Desire. Negotiating an extension with Manning now, after he threw 27 interceptions in 2013, would put the Giants in a position of strength. If he goes out and has a big 2014 and wins another Super Bowl, he's going to be the one with the leverage (and only one year left on his deal), and the Giants would have to pay more to keep him than they would if they did the deal now. But (a) it takes two to tango, and for those same reasons Manning may not want to talk deal this offseason and (b) the quarterback market isn't rising too crazily beyond the place Manning already occupies in it. If Manning signs next year for a deal similar to the ones Joe Flacco and Jay Cutler got the last two offseasons, his cap number isn't going to be any higher than it already is. The Giants are used to trying to balance their budget around a $20 million quarterback cap number, and it's not as though he's going to take it to $25 million with one big year.
Legitimate questions. The Giants may be wondering about Manning as a long-term investment.

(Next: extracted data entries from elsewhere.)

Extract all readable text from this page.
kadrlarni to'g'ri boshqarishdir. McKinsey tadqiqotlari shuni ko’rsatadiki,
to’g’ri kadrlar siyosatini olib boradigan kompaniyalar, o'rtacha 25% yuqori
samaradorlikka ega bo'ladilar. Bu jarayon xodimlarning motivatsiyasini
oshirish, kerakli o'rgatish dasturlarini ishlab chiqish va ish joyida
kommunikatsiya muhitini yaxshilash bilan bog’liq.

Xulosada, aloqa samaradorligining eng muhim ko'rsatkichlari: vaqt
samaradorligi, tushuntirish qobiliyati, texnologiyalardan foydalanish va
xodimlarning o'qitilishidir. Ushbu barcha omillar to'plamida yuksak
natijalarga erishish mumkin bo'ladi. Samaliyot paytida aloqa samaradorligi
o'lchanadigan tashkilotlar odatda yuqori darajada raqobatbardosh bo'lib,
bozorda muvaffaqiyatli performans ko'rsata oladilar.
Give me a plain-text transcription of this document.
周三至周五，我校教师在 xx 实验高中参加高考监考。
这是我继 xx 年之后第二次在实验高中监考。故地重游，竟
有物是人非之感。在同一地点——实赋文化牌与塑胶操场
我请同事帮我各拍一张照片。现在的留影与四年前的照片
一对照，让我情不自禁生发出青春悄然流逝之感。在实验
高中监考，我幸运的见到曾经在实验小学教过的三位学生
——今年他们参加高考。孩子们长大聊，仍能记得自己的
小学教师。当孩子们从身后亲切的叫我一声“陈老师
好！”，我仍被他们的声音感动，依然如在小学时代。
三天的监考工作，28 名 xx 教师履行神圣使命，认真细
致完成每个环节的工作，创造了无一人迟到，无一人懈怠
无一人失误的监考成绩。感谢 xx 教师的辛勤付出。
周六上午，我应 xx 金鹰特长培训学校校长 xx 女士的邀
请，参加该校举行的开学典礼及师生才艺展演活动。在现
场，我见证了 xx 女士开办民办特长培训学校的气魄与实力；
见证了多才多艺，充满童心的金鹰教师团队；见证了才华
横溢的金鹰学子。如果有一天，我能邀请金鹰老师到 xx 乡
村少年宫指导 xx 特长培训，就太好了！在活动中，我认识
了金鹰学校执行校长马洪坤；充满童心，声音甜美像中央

I think they still believe he's capable of playing at a high level and taking them where they need to go, but in the wake of 2013, the Giants have legitimate questions about the direction of their franchise. Manning and Tom Coughlin are signed through 2015, as is the young, new offensive coordinator, Ben McAdoo, who's never called plays or run his own offense before. The next two years could go well or could go poorly, and if they go poorly, the Giants may find themselves in a position to completely reboot as they did in 2004 when they hired Coughlin and drafted Manning. Committing to Manning beyond that at this point may just be something they thought they wanted to do but now aren't so sure.